Only you know how much room you can create for your inner writer child. But, hopefully, you can give them some options, you can give them some room to play and explore.
So, over here might be a sandbox. And over here might be a swing set. And over here, there’s a seesaw. And over here is a Barbie castle.
And what you find is, if you let Carina play in that nice safe playground as opposed to letting her just wild—for a little while, if she’s got a personality like Carina, she’s going to bounce madly from sandbox to swing set to seesaw to Barbie castle.
But, if you let her run around under her own direction for awhile, you’ll notice that eventually there’s going to be something that draws her attention. Suddenly, entirely on her own, she’ll realize “I really like the seesaw.”
And then, all by herself, without any work from you, without any screaming, without any yelling, without any cages, or rules, you’ll find Carina playing for hours and hours and hours on that seesaw.
In fact, the only way you can stop a child like Carina from playing on the seesaw is by saying “you must play on the seesaw.” In which case, she will start to run.

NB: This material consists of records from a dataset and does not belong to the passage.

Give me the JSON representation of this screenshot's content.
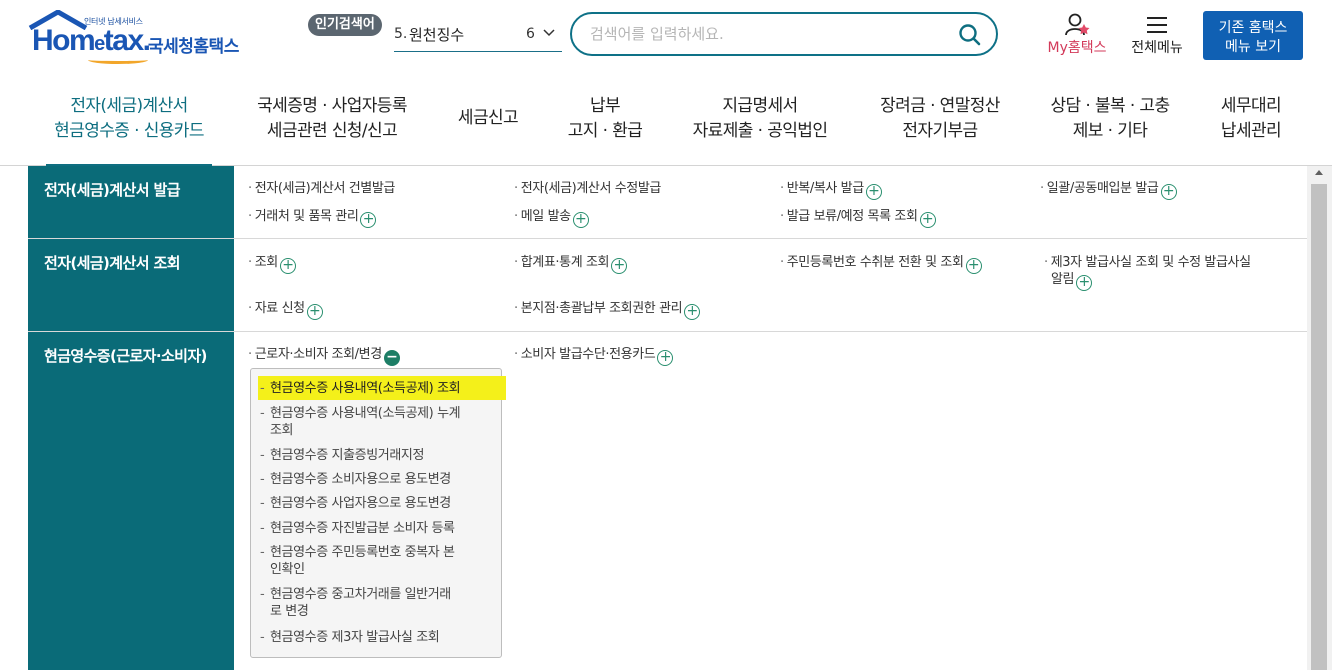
{
  "header": {
    "logo_tagline": "인터넷 납세서비스",
    "logo_wordmark_a": "Hom",
    "logo_wordmark_e": "e",
    "logo_wordmark_b": "tax.",
    "logo_name": "국세청홈택스",
    "popular_badge": "인기검색어",
    "popular_rank": "5.",
    "popular_term": "원천징수",
    "popular_next": "6",
    "search_placeholder": "검색어를 입력하세요.",
    "my_label": "My홈택스",
    "allmenu_label": "전체메뉴",
    "legacy_line1": "기존 홈택스",
    "legacy_line2": "메뉴 보기"
  },
  "gnb": [
    {
      "line1": "전자(세금)계산서",
      "line2": "현금영수증 · 신용카드"
    },
    {
      "line1": "국세증명 · 사업자등록",
      "line2": "세금관련 신청/신고"
    },
    {
      "line1": "세금신고",
      "line2": ""
    },
    {
      "line1": "납부",
      "line2": "고지 · 환급"
    },
    {
      "line1": "지급명세서",
      "line2": "자료제출 · 공익법인"
    },
    {
      "line1": "장려금 · 연말정산",
      "line2": "전자기부금"
    },
    {
      "line1": "상담 · 불복 · 고충",
      "line2": "제보 · 기타"
    },
    {
      "line1": "세무대리",
      "line2": "납세관리"
    }
  ],
  "rows": [
    {
      "title": "전자(세금)계산서 발급",
      "links": [
        "전자(세금)계산서 건별발급",
        "전자(세금)계산서 수정발급",
        "반복/복사 발급",
        "일괄/공동매입분 발급",
        "거래처 및 품목 관리",
        "메일 발송",
        "발급 보류/예정 목록 조회"
      ]
    },
    {
      "title": "전자(세금)계산서 조회",
      "links": [
        "조회",
        "합계표·통계 조회",
        "주민등록번호 수취분 전환 및 조회",
        "제3자 발급사실 조회 및 수정 발급사실",
        "알림",
        "자료 신청",
        "본지점·총괄납부 조회권한 관리"
      ]
    },
    {
      "title": "현금영수증(근로자·소비자)",
      "links": [
        "근로자·소비자 조회/변경",
        "소비자 발급수단·전용카드"
      ]
    }
  ],
  "submenu": [
    "현금영수증 사용내역(소득공제) 조회",
    "현금영수증 사용내역(소득공제) 누계",
    "조회",
    "현금영수증 지출증빙거래지정",
    "현금영수증 소비자용으로 용도변경",
    "현금영수증 사업자용으로 용도변경",
    "현금영수증 자진발급분 소비자 등록",
    "현금영수증 주민등록번호 중복자 본",
    "인확인",
    "현금영수증 중고차거래를 일반거래",
    "로 변경",
    "현금영수증 제3자 발급사실 조회"
  ],
  "colors": {
    "accent": "#0a6b78",
    "highlight": "#f4f01a",
    "brand": "#1a56b4"
  }
}
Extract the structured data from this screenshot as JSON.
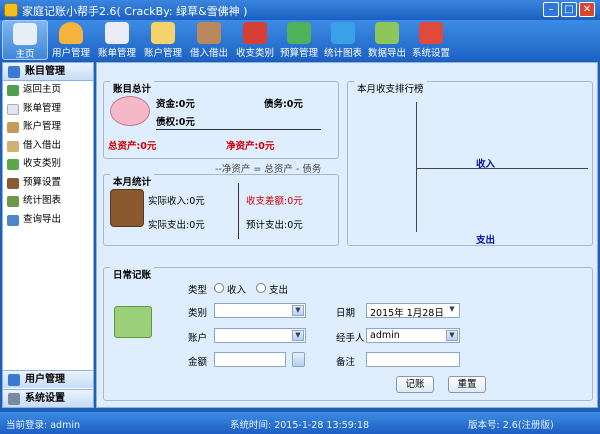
{
  "window": {
    "title": "家庭记账小帮手2.6( CrackBy: 绿草&雪佛神 )",
    "colors": {
      "titlebar": "#2a70d0",
      "close": "#d8472f"
    }
  },
  "toolbar": {
    "items": [
      {
        "label": "主页",
        "icon": "home-icon",
        "color": "#e8eef8"
      },
      {
        "label": "用户管理",
        "icon": "user-icon",
        "color": "#f3b33d"
      },
      {
        "label": "账单管理",
        "icon": "bill-icon",
        "color": "#e9edf3"
      },
      {
        "label": "账户管理",
        "icon": "account-icon",
        "color": "#f5d36a"
      },
      {
        "label": "借入借出",
        "icon": "borrow-icon",
        "color": "#b9895b"
      },
      {
        "label": "收支类别",
        "icon": "basket-icon",
        "color": "#d64034"
      },
      {
        "label": "预算管理",
        "icon": "budget-icon",
        "color": "#4fb25a"
      },
      {
        "label": "统计图表",
        "icon": "chart-icon",
        "color": "#3aa0e8"
      },
      {
        "label": "数据导出",
        "icon": "export-icon",
        "color": "#8fc65c"
      },
      {
        "label": "系统设置",
        "icon": "settings-icon",
        "color": "#e04a3c"
      }
    ]
  },
  "sidebar": {
    "header": "账目管理",
    "items": [
      {
        "label": "返回主页",
        "icon": "back-icon",
        "color": "#4fa04a"
      },
      {
        "label": "账单管理",
        "icon": "bill-icon",
        "color": "#dfe6ee"
      },
      {
        "label": "账户管理",
        "icon": "account-icon",
        "color": "#c79b55"
      },
      {
        "label": "借入借出",
        "icon": "borrow-icon",
        "color": "#d0b070"
      },
      {
        "label": "收支类别",
        "icon": "category-icon",
        "color": "#5aa74c"
      },
      {
        "label": "预算设置",
        "icon": "budget-icon",
        "color": "#8a5a30"
      },
      {
        "label": "统计图表",
        "icon": "chart-icon",
        "color": "#6a9a4a"
      },
      {
        "label": "查询导出",
        "icon": "search-icon",
        "color": "#4b86c8"
      }
    ],
    "footer": [
      {
        "label": "用户管理",
        "icon": "user-icon",
        "color": "#3a7ad0"
      },
      {
        "label": "系统设置",
        "icon": "settings-icon",
        "color": "#7a8aa0"
      }
    ]
  },
  "summary": {
    "title": "账目总计",
    "assets": "资金:0元",
    "debt": "债务:0元",
    "claims": "债权:0元",
    "total_assets": "总资产:0元",
    "net_assets": "净资产:0元",
    "formula": "--净资产 = 总资产 - 债务"
  },
  "ranking": {
    "title": "本月收支排行榜",
    "income_label": "收入",
    "expense_label": "支出"
  },
  "monthly": {
    "title": "本月统计",
    "actual_income": "实际收入:0元",
    "actual_expense": "实际支出:0元",
    "balance": "收支差额:0元",
    "budget_expense": "预计支出:0元"
  },
  "daily": {
    "title": "日常记账",
    "type_label": "类型",
    "type_income": "收入",
    "type_expense": "支出",
    "category_label": "类别",
    "category_value": "",
    "date_label": "日期",
    "date_value": "2015年 1月28日",
    "account_label": "账户",
    "account_value": "",
    "handler_label": "经手人",
    "handler_value": "admin",
    "amount_label": "金额",
    "amount_value": "",
    "note_label": "备注",
    "note_value": "",
    "submit_label": "记账",
    "reset_label": "重置"
  },
  "status": {
    "login": "当前登录: admin",
    "time": "系统时间: 2015-1-28 13:59:18",
    "version": "版本号: 2.6(注册版)"
  }
}
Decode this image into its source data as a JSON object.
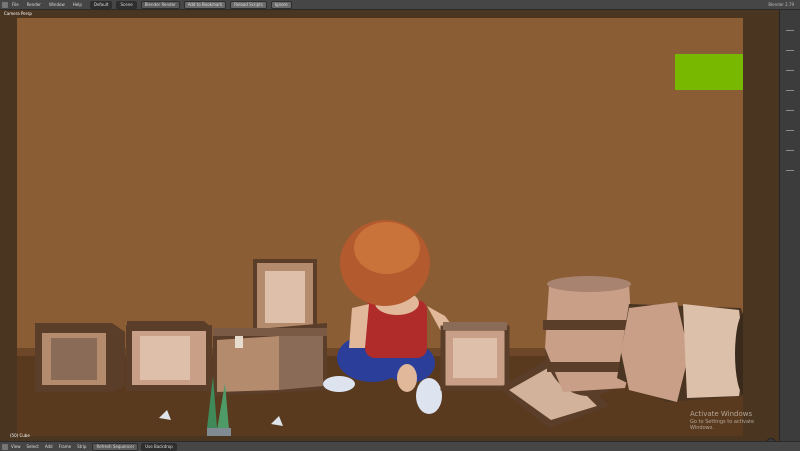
{
  "topbar": {
    "menus": [
      "File",
      "Render",
      "Window",
      "Help"
    ],
    "layout": "Default",
    "scene": "Scene",
    "engine": "Blender Render",
    "buttons": [
      "Add to Bookmark",
      "Reload Scripts",
      "Ignore"
    ],
    "version_info": "Blender 2.79"
  },
  "viewport": {
    "view_label": "Camera Persp",
    "object_label": "(50) Cube",
    "watermark_title": "Activate Windows",
    "watermark_sub": "Go to Settings to activate Windows."
  },
  "bottombar": {
    "menus": [
      "View",
      "Select",
      "Add",
      "Frame",
      "Strip"
    ],
    "selector1": "Refresh Sequencer",
    "selector2": "Use Backdrop"
  },
  "colors": {
    "wall": "#8b5d35",
    "floor": "#5a3a1f",
    "green_screen": "#78b800",
    "box_wood": "#b58b6e",
    "shirt": "#b02c2a",
    "jeans": "#2b3f9a"
  },
  "icons": [
    "editor-type-icon",
    "axis-gizmo-icon",
    "navigation-gizmo-icon"
  ]
}
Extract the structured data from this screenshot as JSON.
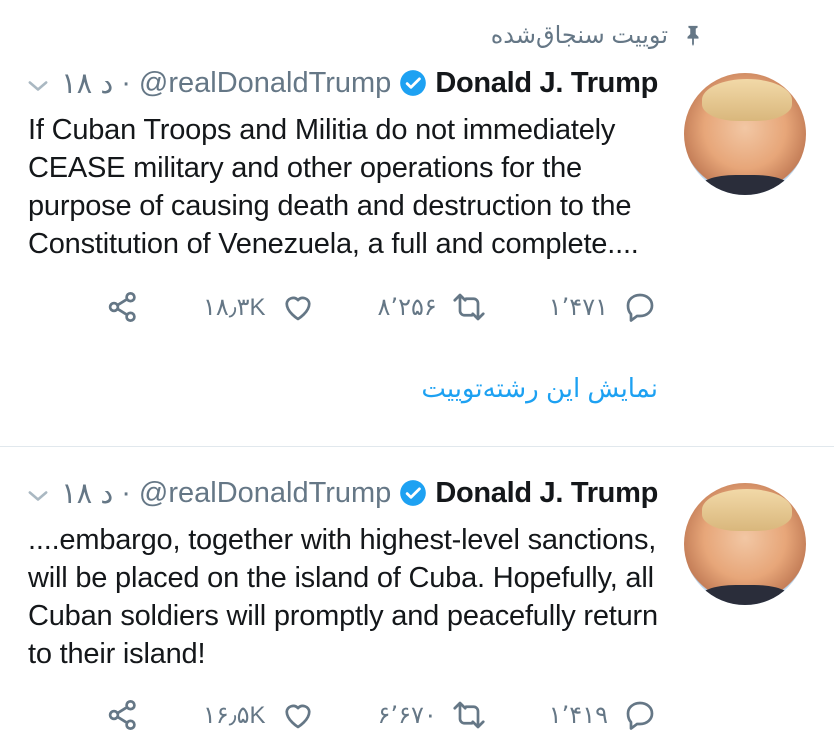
{
  "pinned_label": "توییت سنجاق‌شده",
  "tweets": [
    {
      "author_name": "Donald J. Trump",
      "handle": "@realDonaldTrump",
      "separator": "·",
      "time": "۱۸ د",
      "text": "If Cuban Troops and Militia do not immediately CEASE military and other operations for the purpose of causing death and destruction to the Constitution of Venezuela, a full and complete....",
      "likes": "۱۸٫۳K",
      "retweets": "۸٬۲۵۶",
      "replies": "۱٬۴۷۱",
      "thread_link": "نمایش این رشته‌توییت"
    },
    {
      "author_name": "Donald J. Trump",
      "handle": "@realDonaldTrump",
      "separator": "·",
      "time": "۱۸ د",
      "text": "....embargo, together with highest-level sanctions, will be placed on the island of Cuba. Hopefully, all Cuban soldiers will promptly and peacefully return to their island!",
      "likes": "۱۶٫۵K",
      "retweets": "۶٬۶۷۰",
      "replies": "۱٬۴۱۹"
    }
  ],
  "colors": {
    "accent": "#1da1f2",
    "muted": "#657786",
    "text": "#14171a",
    "divider": "#e1e8ed"
  },
  "icons": [
    "pin-icon",
    "caret-down-icon",
    "verified-icon",
    "share-icon",
    "heart-icon",
    "retweet-icon",
    "reply-icon"
  ]
}
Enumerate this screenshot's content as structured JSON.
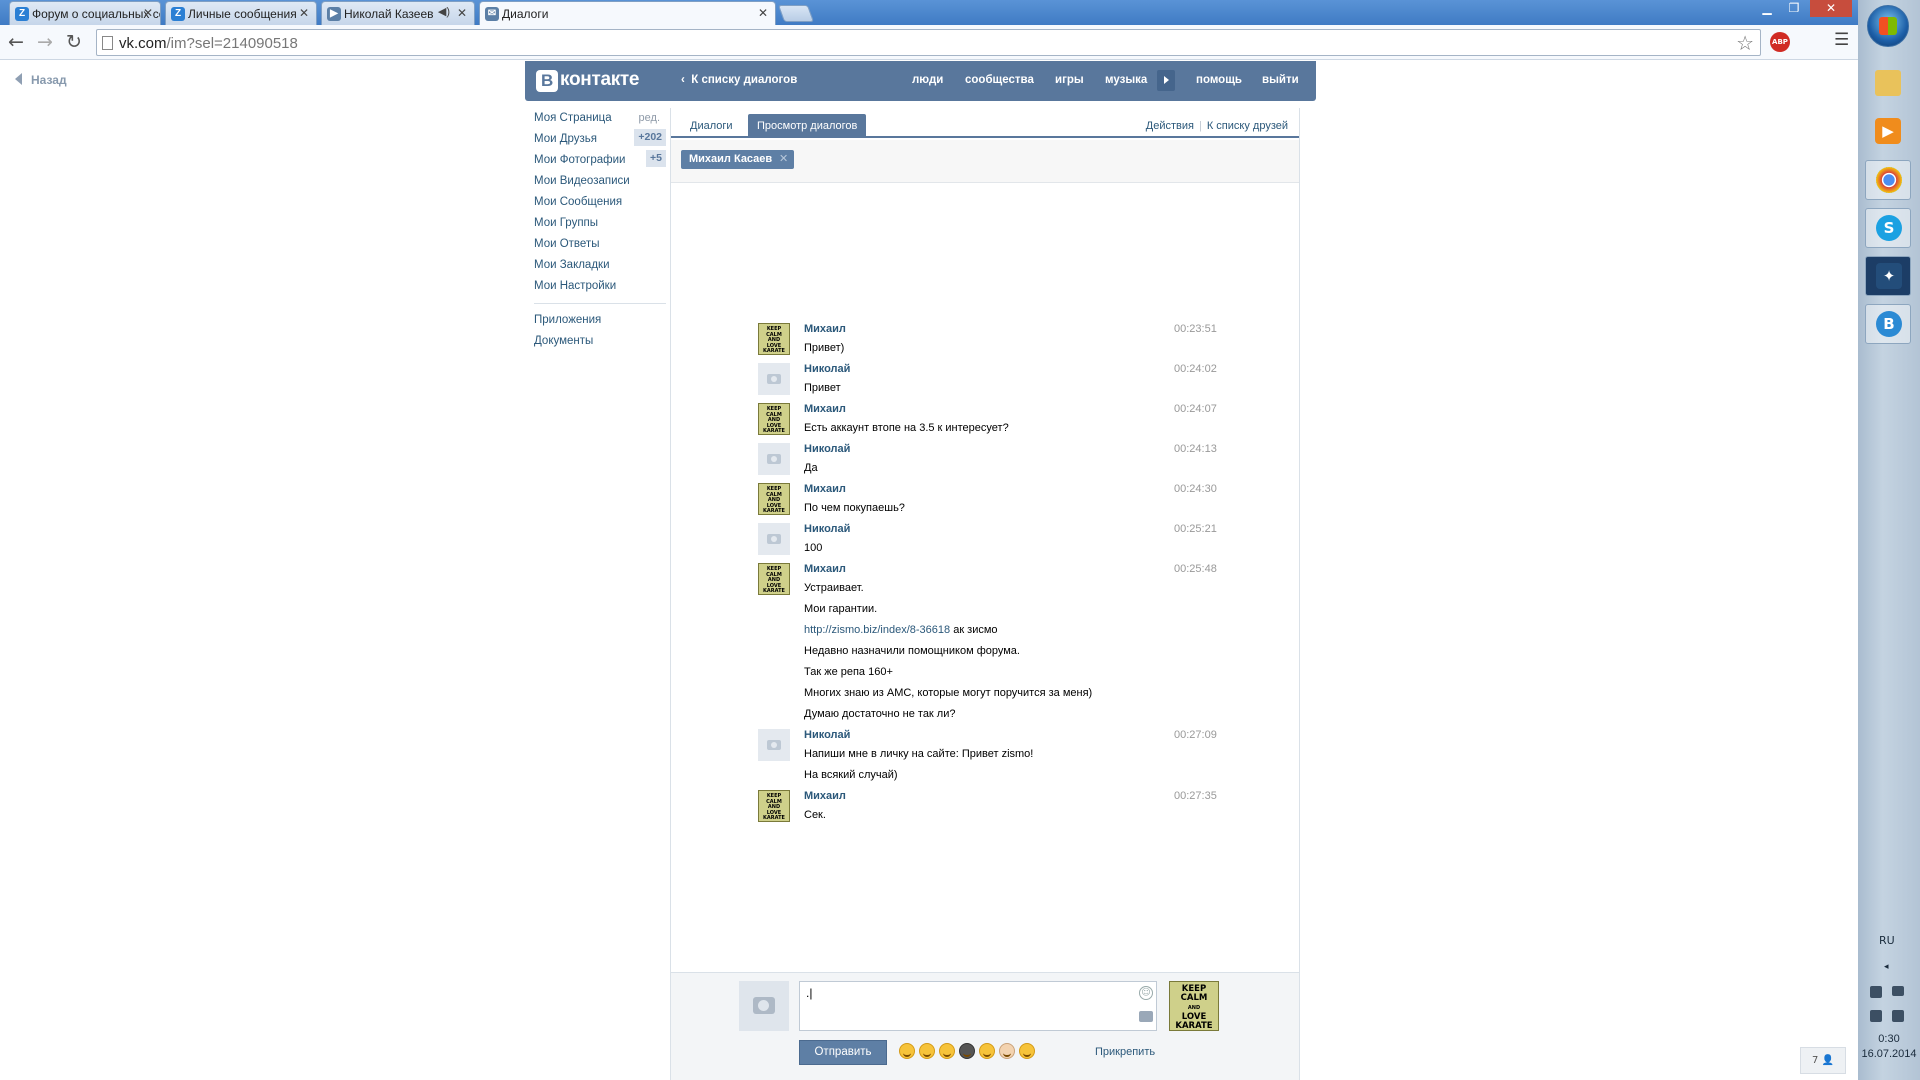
{
  "browser": {
    "tabs": [
      {
        "title": "Форум о социальных сет",
        "favicon": "Z",
        "favicon_color": "#2a7fd4"
      },
      {
        "title": "Личные сообщения",
        "favicon": "Z",
        "favicon_color": "#2a7fd4"
      },
      {
        "title": "Николай Казеев",
        "favicon": "vk",
        "favicon_color": "#5b7fa6"
      },
      {
        "title": "Диалоги",
        "favicon": "vk",
        "favicon_color": "#5b7fa6"
      }
    ],
    "url_host": "vk.com",
    "url_path": "/im?sel=214090518",
    "abp_label": "ABP"
  },
  "page": {
    "back_label": "Назад"
  },
  "vk_header": {
    "logo": "контакте",
    "logo_letter": "B",
    "back_to_list": "К списку диалогов",
    "nav": [
      "люди",
      "сообщества",
      "игры",
      "музыка",
      "помощь",
      "выйти"
    ]
  },
  "left_menu": {
    "items": [
      {
        "label": "Моя Страница",
        "extra": "ред."
      },
      {
        "label": "Мои Друзья",
        "badge": "+202"
      },
      {
        "label": "Мои Фотографии",
        "badge": "+5"
      },
      {
        "label": "Мои Видеозаписи"
      },
      {
        "label": "Мои Сообщения"
      },
      {
        "label": "Мои Группы"
      },
      {
        "label": "Мои Ответы"
      },
      {
        "label": "Мои Закладки"
      },
      {
        "label": "Мои Настройки"
      }
    ],
    "extra_items": [
      "Приложения",
      "Документы"
    ]
  },
  "dialog": {
    "tabs": [
      "Диалоги",
      "Просмотр диалогов"
    ],
    "actions": "Действия",
    "friends_link": "К списку друзей",
    "peer_chip": "Михаил Касаев"
  },
  "messages": [
    {
      "author": "Михаил",
      "avatar": "keep-calm",
      "time": "00:23:51",
      "lines": [
        "Привет)"
      ]
    },
    {
      "author": "Николай",
      "avatar": "camera",
      "time": "00:24:02",
      "lines": [
        "Привет"
      ]
    },
    {
      "author": "Михаил",
      "avatar": "keep-calm",
      "time": "00:24:07",
      "lines": [
        "Есть аккаунт втопе на 3.5 к интересует?"
      ]
    },
    {
      "author": "Николай",
      "avatar": "camera",
      "time": "00:24:13",
      "lines": [
        "Да"
      ]
    },
    {
      "author": "Михаил",
      "avatar": "keep-calm",
      "time": "00:24:30",
      "lines": [
        "По чем покупаешь?"
      ]
    },
    {
      "author": "Николай",
      "avatar": "camera",
      "time": "00:25:21",
      "lines": [
        "100"
      ]
    },
    {
      "author": "Михаил",
      "avatar": "keep-calm",
      "time": "00:25:48",
      "lines": [
        "Устраивает.",
        "Мои гарантии.",
        "LINK",
        "Недавно назначили помощником форума.",
        "Так же репа 160+",
        "Многих знаю из АМС, которые могут поручится за меня)",
        "Думаю достаточно не так ли?"
      ]
    },
    {
      "author": "Николай",
      "avatar": "camera",
      "time": "00:27:09",
      "lines": [
        "Напиши мне в личку на сайте: Привет zismo!",
        "На всякий случай)"
      ]
    },
    {
      "author": "Михаил",
      "avatar": "keep-calm",
      "time": "00:27:35",
      "lines": [
        "Сек."
      ]
    }
  ],
  "guarantee_link": {
    "url": "http://zismo.biz/index/8-36618",
    "suffix": " ак зисмо"
  },
  "avatar_text": [
    "KEEP",
    "CALM",
    "AND",
    "LOVE",
    "KARATE"
  ],
  "composer": {
    "input_value": ".|",
    "send_label": "Отправить",
    "attach_label": "Прикрепить"
  },
  "corner_badge": "7",
  "taskbar": {
    "lang": "RU",
    "time": "0:30",
    "date": "16.07.2014",
    "apps": [
      "folder-icon",
      "media-player-icon",
      "chrome-icon",
      "skype-icon",
      "app-icon",
      "vk-icon"
    ]
  },
  "colors": {
    "vk_blue": "#59779c",
    "link": "#2b587a"
  }
}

If you give your inner writer enough room to play, they will find the area of interest that really matters to them. And this is true with almost any child. And every once and a while, you might even notice that they climb the fence. And if they do – just like my mom was always watching from the window – you can just keep an eye on them and make sure they’re within eye-shot.
This is what I mean when I say you want to create the biggest fence that you possibly can. You want it to be big enough that your writer child can feel free to play and not creatively limited. So, that they can start to choose their real areas of interest.
Then, as you get into later drafts, you can start to bring your editing brain (your parental brain) to the equation. And you start to say, “hey Carina, I noticed you were doing an awesome job there on that seesaw. Is there a different way you could use the seesaw? Is there a way we could have more interesting seesaw in Act 3?” You can start to play with your inner child and encourage them to explore that one area more deeply.
So, this is what we’re looking for. If you’re a writer that needs to outline, great! But don’t outline every scene. It will never be good enough and it will never be exciting. Give yourself just enough turning points that you’re know, there’s a way through the forest. And just enough of a fence to keep you safe. And then let that inner child out to play.